We will share our roadmap and the current status of the development of ufs-coastal-model (i.e. forked from ufs-weather-model) coupling infrastructure and its downstream applications (ufs-coastal-app). The current development team consists of developers from the ESMF/NUOPC team at NCAR and the NOS Storm Surge Modeling Team at the Office of Coast Survey. Substantial support is also provided by coastal ocean model developers (ROMS, ADCIRC, SCHISM and FVCOM) as well as support from the WaveWatchIII team at NOAA Environmental Modeling Center and US Army Corps of Engineers. In this presentation, we will introduce some of the ongoing and planned ufs-coastal applications.

After completion of his PhD in 2005, Dr. Saeed Moghimi spent four years on an assistant professor position in the Department of Civil Engineering of Arak University. In 2009, he was awarded an Alexander von Humboldt fellowship in Physical Oceanography at the Institute for Baltic Sea Research, Germany. His scientific research on model coupling, water column turbulence and mixing, wave modeling, coastal ocean circulation modeling, wave-current interaction and the use of data assimilation methods for predicting coastal ocean geophysical variables made him one of the few people with this caliber and expertise for tackling coastal modeling related problems.
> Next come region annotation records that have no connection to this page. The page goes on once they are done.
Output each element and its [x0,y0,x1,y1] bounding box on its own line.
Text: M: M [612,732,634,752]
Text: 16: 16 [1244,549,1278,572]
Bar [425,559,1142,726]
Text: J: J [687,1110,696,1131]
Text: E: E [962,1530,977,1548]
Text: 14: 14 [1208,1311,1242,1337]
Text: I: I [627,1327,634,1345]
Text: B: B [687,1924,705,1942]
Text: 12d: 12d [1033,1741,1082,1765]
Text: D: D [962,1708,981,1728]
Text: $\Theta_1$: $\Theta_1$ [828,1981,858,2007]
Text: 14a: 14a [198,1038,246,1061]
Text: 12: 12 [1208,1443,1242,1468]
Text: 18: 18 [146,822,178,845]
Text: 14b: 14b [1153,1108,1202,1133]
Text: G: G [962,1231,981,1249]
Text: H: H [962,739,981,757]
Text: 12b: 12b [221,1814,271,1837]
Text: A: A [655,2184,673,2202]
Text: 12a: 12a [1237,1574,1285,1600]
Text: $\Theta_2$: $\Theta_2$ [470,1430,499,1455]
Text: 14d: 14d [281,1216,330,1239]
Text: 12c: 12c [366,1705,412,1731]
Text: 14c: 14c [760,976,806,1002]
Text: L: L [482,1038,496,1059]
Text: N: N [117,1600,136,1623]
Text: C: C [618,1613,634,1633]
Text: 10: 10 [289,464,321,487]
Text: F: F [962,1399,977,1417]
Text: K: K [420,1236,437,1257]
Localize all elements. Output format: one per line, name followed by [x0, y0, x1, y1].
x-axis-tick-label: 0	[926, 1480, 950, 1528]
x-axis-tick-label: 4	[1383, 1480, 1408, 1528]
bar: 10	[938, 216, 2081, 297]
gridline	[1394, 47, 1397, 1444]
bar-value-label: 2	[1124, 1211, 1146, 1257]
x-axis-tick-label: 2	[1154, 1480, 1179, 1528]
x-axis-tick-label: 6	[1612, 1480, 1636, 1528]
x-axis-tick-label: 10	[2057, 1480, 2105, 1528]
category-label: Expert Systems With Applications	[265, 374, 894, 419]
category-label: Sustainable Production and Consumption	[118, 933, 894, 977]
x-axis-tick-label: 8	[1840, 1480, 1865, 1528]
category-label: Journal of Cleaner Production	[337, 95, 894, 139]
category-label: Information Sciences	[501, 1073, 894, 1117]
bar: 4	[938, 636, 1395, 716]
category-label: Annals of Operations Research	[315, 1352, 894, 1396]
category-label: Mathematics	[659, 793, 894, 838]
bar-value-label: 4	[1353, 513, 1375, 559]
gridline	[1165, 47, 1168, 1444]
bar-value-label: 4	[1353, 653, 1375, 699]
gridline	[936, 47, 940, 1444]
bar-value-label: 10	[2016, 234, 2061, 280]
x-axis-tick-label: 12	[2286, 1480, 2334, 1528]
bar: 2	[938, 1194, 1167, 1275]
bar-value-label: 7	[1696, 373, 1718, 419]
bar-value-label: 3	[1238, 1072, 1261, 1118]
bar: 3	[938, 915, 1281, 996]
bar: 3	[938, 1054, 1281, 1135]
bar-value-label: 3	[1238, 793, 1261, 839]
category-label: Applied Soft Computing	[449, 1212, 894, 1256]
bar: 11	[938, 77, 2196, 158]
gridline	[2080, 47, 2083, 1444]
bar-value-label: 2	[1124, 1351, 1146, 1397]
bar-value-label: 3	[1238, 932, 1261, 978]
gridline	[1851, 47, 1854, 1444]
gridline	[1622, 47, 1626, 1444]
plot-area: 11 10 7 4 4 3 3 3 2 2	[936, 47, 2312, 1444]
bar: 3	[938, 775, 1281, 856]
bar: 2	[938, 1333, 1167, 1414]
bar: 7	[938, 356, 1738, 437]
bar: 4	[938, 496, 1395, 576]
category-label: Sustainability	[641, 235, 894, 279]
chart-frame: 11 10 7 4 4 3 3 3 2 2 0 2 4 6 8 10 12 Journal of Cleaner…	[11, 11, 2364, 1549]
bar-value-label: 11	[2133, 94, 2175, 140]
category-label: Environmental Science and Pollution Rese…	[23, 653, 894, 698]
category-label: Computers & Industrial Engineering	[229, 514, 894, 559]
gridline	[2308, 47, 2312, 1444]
Currently he serves as the NOAA’s National Ocean Service Storm Surge Modeling Team Lead at the ​Coastal Marine Modeling Branch at CSDL/OCS/NOS/NOAA.  He is leading all related efforts concerning the operational storm surge and tide forecast system capabilities such as: 1) research and development; 2)research-to-operation (R2O); 3) operational support; 4) regular upgrades and maintenance; and 5) skill assessment and dissemination.  He is also leading the development of the next generation NOS’ Coastal Ocean Modeling infrastructure (UFS-Coastal) following the NOAA Unified Forecast System.